Neither factor alone would necessarily transform Russia's fiscal position.
Together, they create a far more uncomfortable equation.
Oil infrastructure under repeated attack processes less fuel, while cheaper crude generates lower tax revenues even when exports continue. Russia therefore confronts simultaneous pressure on production capacity and government income. One constrains logistics. The other constrains financing.
This is the kind of interaction economists describe as compounding rather than additive.
Russia's Ministry of Finance is already wrestling with a budget deficit reportedly reaching six trillion roubles, substantially exceeding its original annual target. The fiscal reserve mechanisms that once insulated the state from commodity volatility have become harder to replenish. The lag in Russia's oil taxation system means today's lower crude prices will continue feeding into government revenues with a delay, extending rather than shortening the pressure.

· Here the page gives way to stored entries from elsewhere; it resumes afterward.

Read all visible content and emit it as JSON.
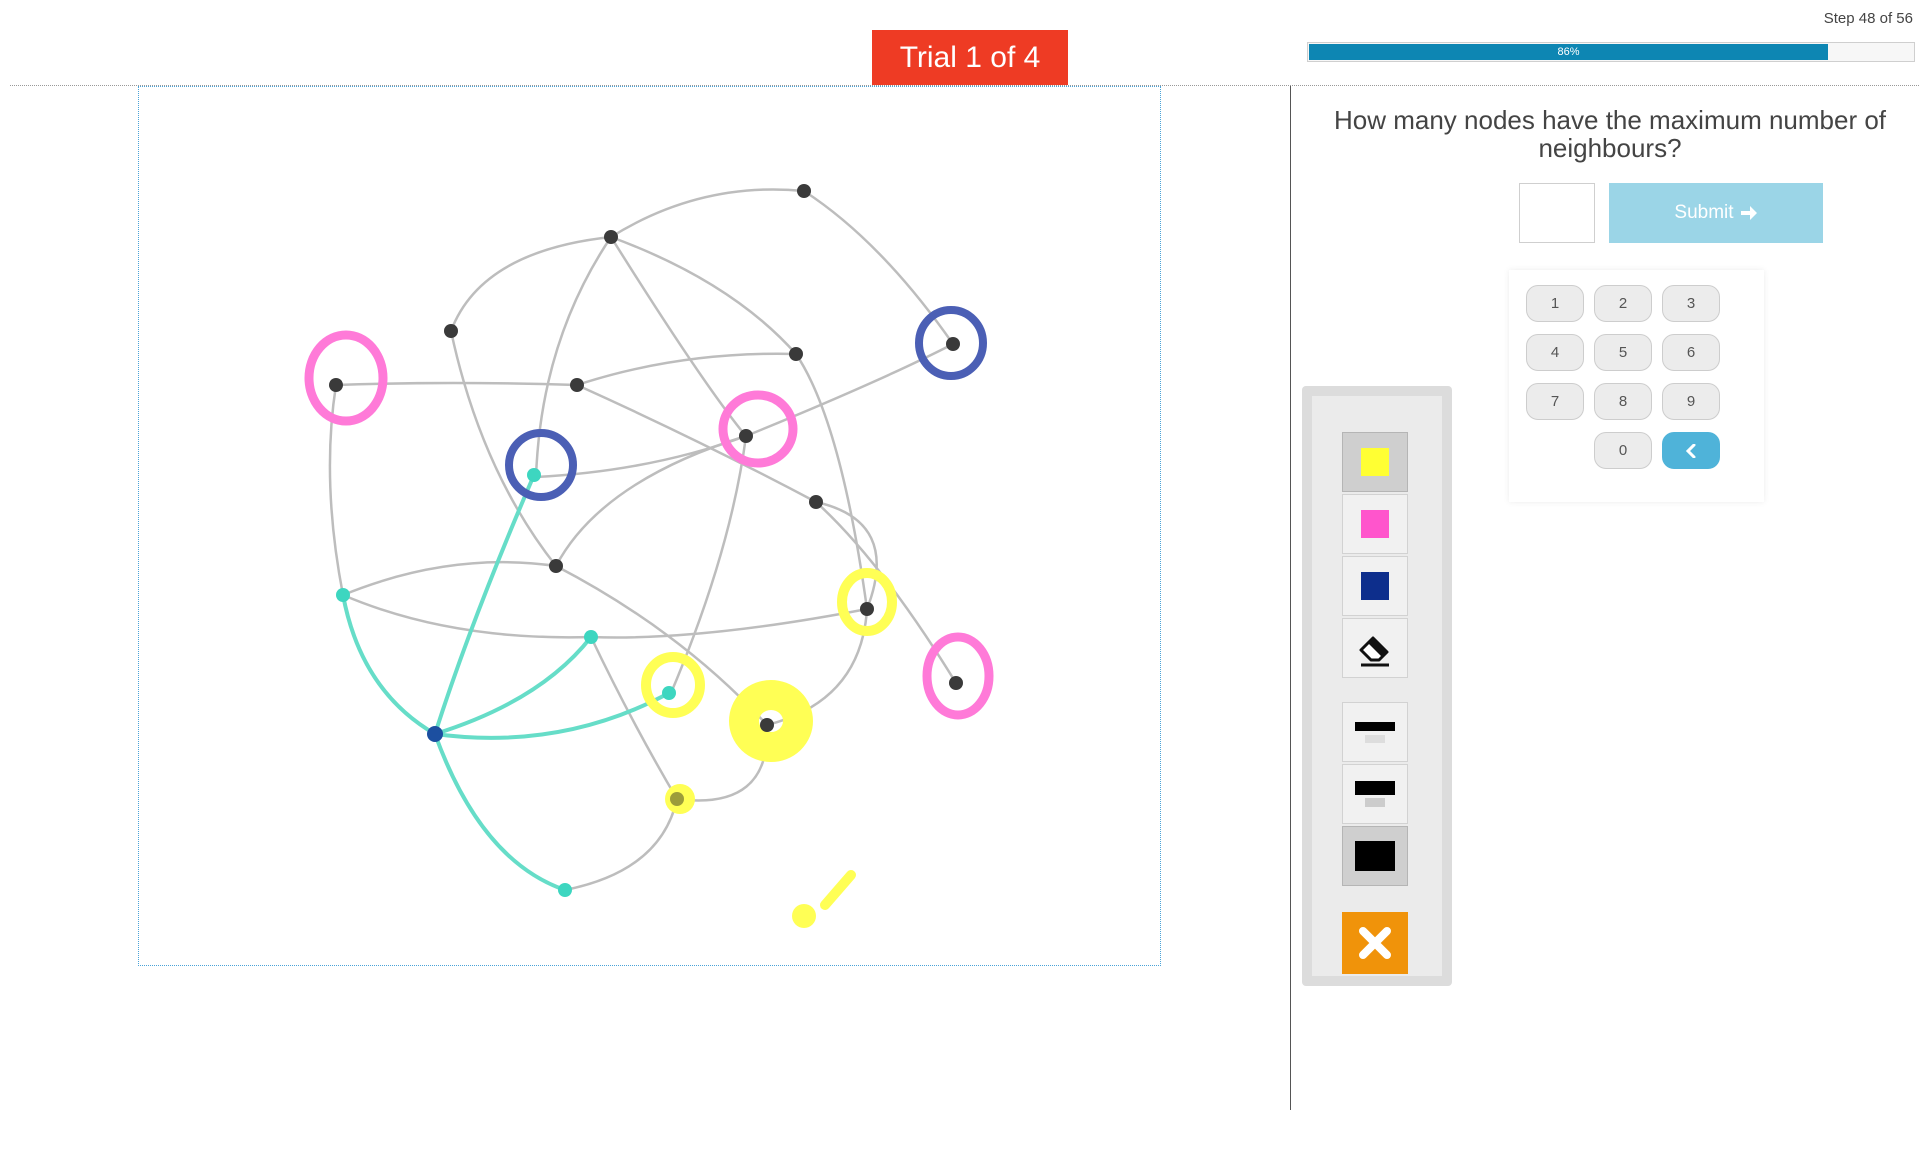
{
  "header": {
    "step_label": "Step 48 of 56",
    "trial_label": "Trial 1 of 4",
    "progress_label": "86%",
    "progress_fraction": 0.86,
    "trial_color": "#ee3b24",
    "progress_color": "#0d86b3"
  },
  "question": {
    "text": "How many nodes have the maximum number of neighbours?",
    "answer_value": "",
    "submit_label": "Submit",
    "submit_icon": "arrow-right-icon",
    "submit_color": "#9bd5e7"
  },
  "keypad": {
    "keys": [
      "1",
      "2",
      "3",
      "4",
      "5",
      "6",
      "7",
      "8",
      "9",
      "0"
    ],
    "backspace_icon": "chevron-left-icon",
    "backspace_color": "#4fb3d9"
  },
  "toolbar": {
    "colors": [
      {
        "name": "yellow",
        "hex": "#ffff33",
        "selected": true
      },
      {
        "name": "pink",
        "hex": "#ff55cc",
        "selected": false
      },
      {
        "name": "blue",
        "hex": "#0d2e8c",
        "selected": false
      }
    ],
    "eraser_icon": "eraser-icon",
    "brush_sizes": [
      "thin",
      "medium",
      "thick"
    ],
    "selected_brush_size": "thick",
    "close_icon": "close-icon",
    "close_color": "#f0930a"
  },
  "graph": {
    "edge_color": "#bdbdbd",
    "highlight_edge_color": "#66ddc8",
    "node_color": "#3a3a3a",
    "highlight_node_color": "#3dd6c0",
    "annotation_colors": {
      "pink": "#ff7ad8",
      "blue": "#4b5fb5",
      "yellow": "#ffff55"
    }
  }
}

Military campaigns rarely collapse because a treasury reaches a particular number. States possess considerable flexibility to borrow, redirect spending, raise taxes or increase monetary financing.

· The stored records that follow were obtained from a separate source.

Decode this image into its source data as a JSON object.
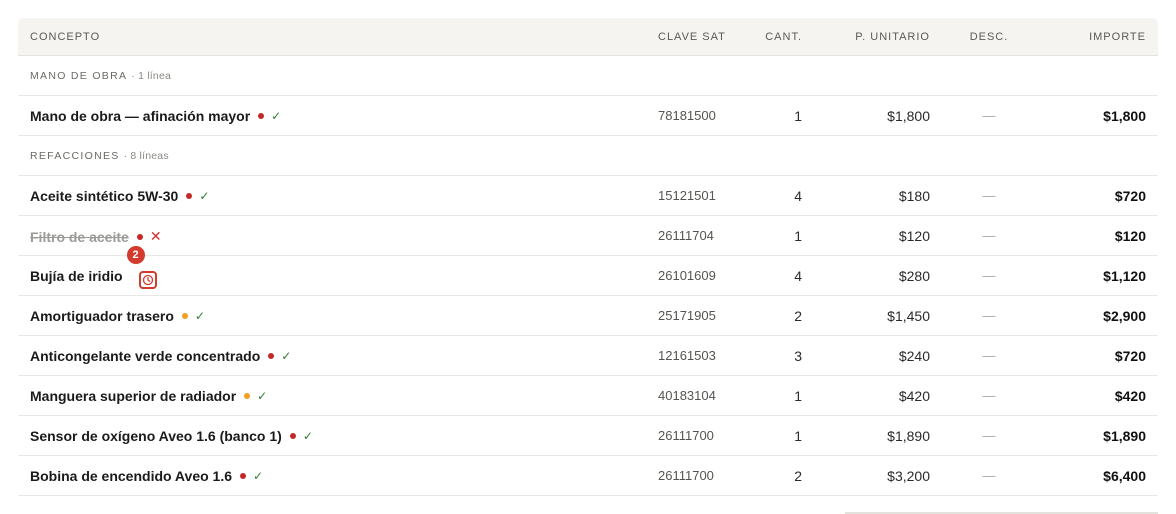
{
  "columns": {
    "concepto": "CONCEPTO",
    "clave": "CLAVE SAT",
    "cant": "CANT.",
    "unitario": "P. UNITARIO",
    "desc": "DESC.",
    "importe": "IMPORTE"
  },
  "groups": [
    {
      "label": "MANO DE OBRA",
      "count": "· 1 línea",
      "items": [
        {
          "name": "Mano de obra — afinación mayor",
          "dot": "red",
          "mark": "✓",
          "clave": "78181500",
          "cant": "1",
          "unit": "$1,800",
          "desc": "—",
          "importe": "$1,800"
        }
      ]
    },
    {
      "label": "REFACCIONES",
      "count": "· 8 líneas",
      "items": [
        {
          "name": "Aceite sintético 5W-30",
          "dot": "red",
          "mark": "✓",
          "clave": "15121501",
          "cant": "4",
          "unit": "$180",
          "desc": "—",
          "importe": "$720"
        },
        {
          "name": "Filtro de aceite",
          "dot": "red",
          "mark": "✕",
          "clave": "26111704",
          "cant": "1",
          "unit": "$120",
          "desc": "—",
          "importe": "$120"
        },
        {
          "name": "Bujía de iridio",
          "badge": "2",
          "clave": "26101609",
          "cant": "4",
          "unit": "$280",
          "desc": "—",
          "importe": "$1,120"
        },
        {
          "name": "Amortiguador trasero",
          "dot": "orange",
          "mark": "✓",
          "clave": "25171905",
          "cant": "2",
          "unit": "$1,450",
          "desc": "—",
          "importe": "$2,900"
        },
        {
          "name": "Anticongelante verde concentrado",
          "dot": "red",
          "mark": "✓",
          "clave": "12161503",
          "cant": "3",
          "unit": "$240",
          "desc": "—",
          "importe": "$720"
        },
        {
          "name": "Manguera superior de radiador",
          "dot": "orange",
          "mark": "✓",
          "clave": "40183104",
          "cant": "1",
          "unit": "$420",
          "desc": "—",
          "importe": "$420"
        },
        {
          "name": "Sensor de oxígeno Aveo 1.6 (banco 1)",
          "dot": "red",
          "mark": "✓",
          "clave": "26111700",
          "cant": "1",
          "unit": "$1,890",
          "desc": "—",
          "importe": "$1,890"
        },
        {
          "name": "Bobina de encendido Aveo 1.6",
          "dot": "red",
          "mark": "✓",
          "clave": "26111700",
          "cant": "2",
          "unit": "$3,200",
          "desc": "—",
          "importe": "$6,400"
        }
      ]
    }
  ],
  "colors": {
    "dot_red": "#c62828",
    "dot_orange": "#f1a01c",
    "check": "#2e7d32",
    "cross": "#d32f2f",
    "badge": "#d23b2e"
  },
  "icons": {
    "approved": "check-icon",
    "rejected": "cross-icon",
    "pending": "clock-icon",
    "status": "status-dot-icon"
  }
}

But those choices all carry costs.
Borrowing becomes more expensive. Civilian investment weakens. Inflationary risks grow. Political trade-offs become harder to avoid. Sustaining defence spending at wartime levels gradually consumes resources that might otherwise support economic stability.
Ukraine appears increasingly interested in exploiting precisely those cumulative pressures rather than pursuing dramatic battlefield breakthroughs.

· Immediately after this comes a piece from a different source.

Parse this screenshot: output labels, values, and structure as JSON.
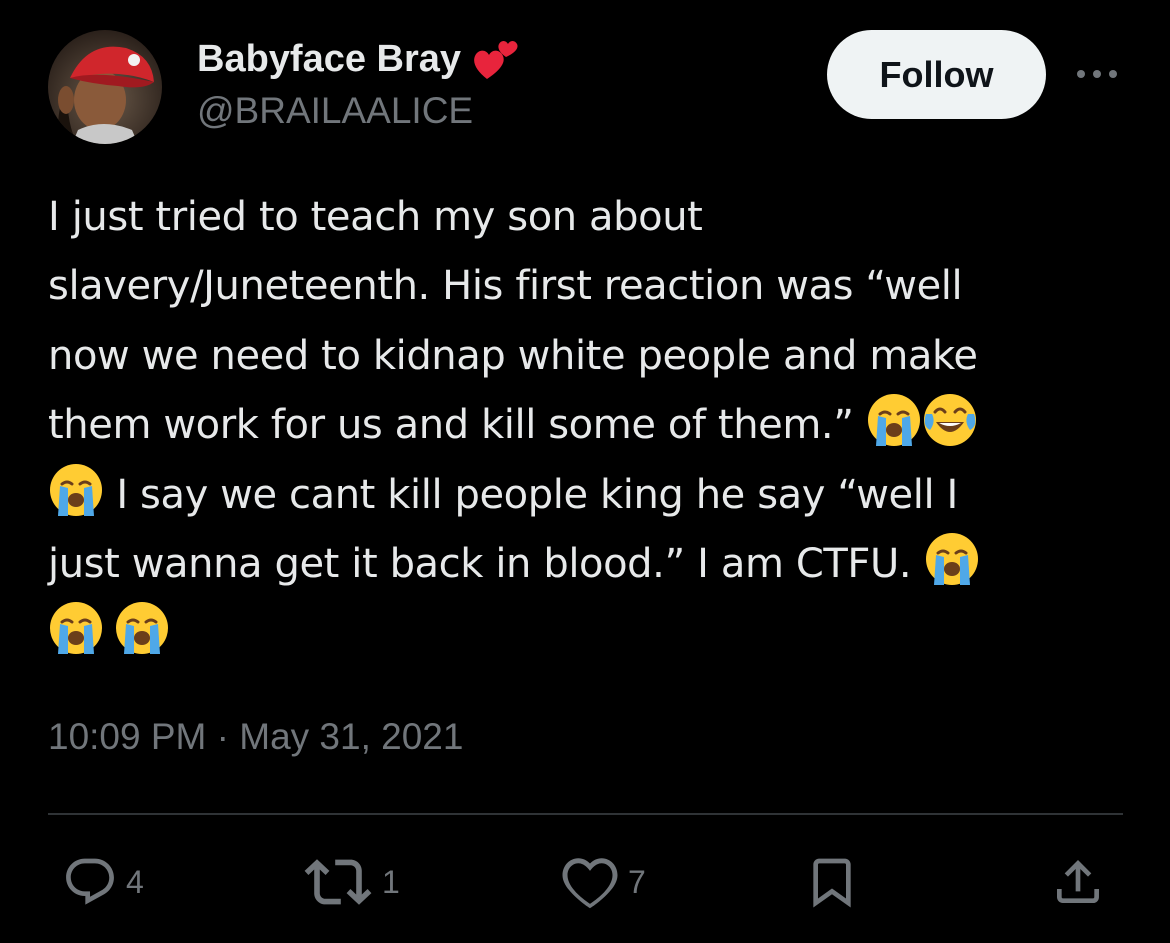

There is an important contrast with earlier phases of the war. Much Western discussion focused on whether Kyiv possessed sufficient weapons to reclaim occupied territory directly. The current strategy seems built around a different premise: reducing Russia's capacity to sustain offensive operations over time by increasing the cost of maintaining them.
Military logistics sit at the centre of that calculation.
Fuel depots, refining facilities, and aviation infrastructure represent bottlenecks rather than interchangeable assets. Damaging them forces repairs, rerouting, and additional security measures. Even when facilities return to operation, they consume engineering resources, air-defence assets, and financial capital that cannot simultaneously support frontline operations.
Analysts at Bruegel have long argued that Russia's resilience depends as much on economic adaptation as on battlefield performance. The latest developments reinforce that observation from the opposite direction. Economic resilience itself has become a military target.
There is also an international irony.
India continues benefiting from heavily discounted Russian crude, preserving an important export outlet for Moscow. Yet discounted access alone cannot fully offset the effects of declining benchmark prices if the overall revenue pool keeps shrinking. Large export volumes become less valuable when every barrel contributes less to state finances and domestic refining capacity faces repeated disruption.
None of this implies an imminent financial crisis for Russia. Large commodity producers can absorb prolonged periods of lower prices, and governments engaged in war often tolerate fiscal imbalances that would be politically unacceptable in peacetime.
The issue is durability.
The Kremlin entered the conflict expecting energy revenues to function as the financial engine behind a prolonged confrontation with the West. Ukraine's drone campaign is now attempting to interfere with that engine from one direction while global oil markets are reducing its output from another.
That convergence changes the character of the contest. The decisive variable is no longer only how many tanks either side can produce or how many square kilometres change hands. It is whether the economic machinery required to sustain years of war can continue operating efficiently once the infrastructure generating those revenues becomes part of the battlefield itself.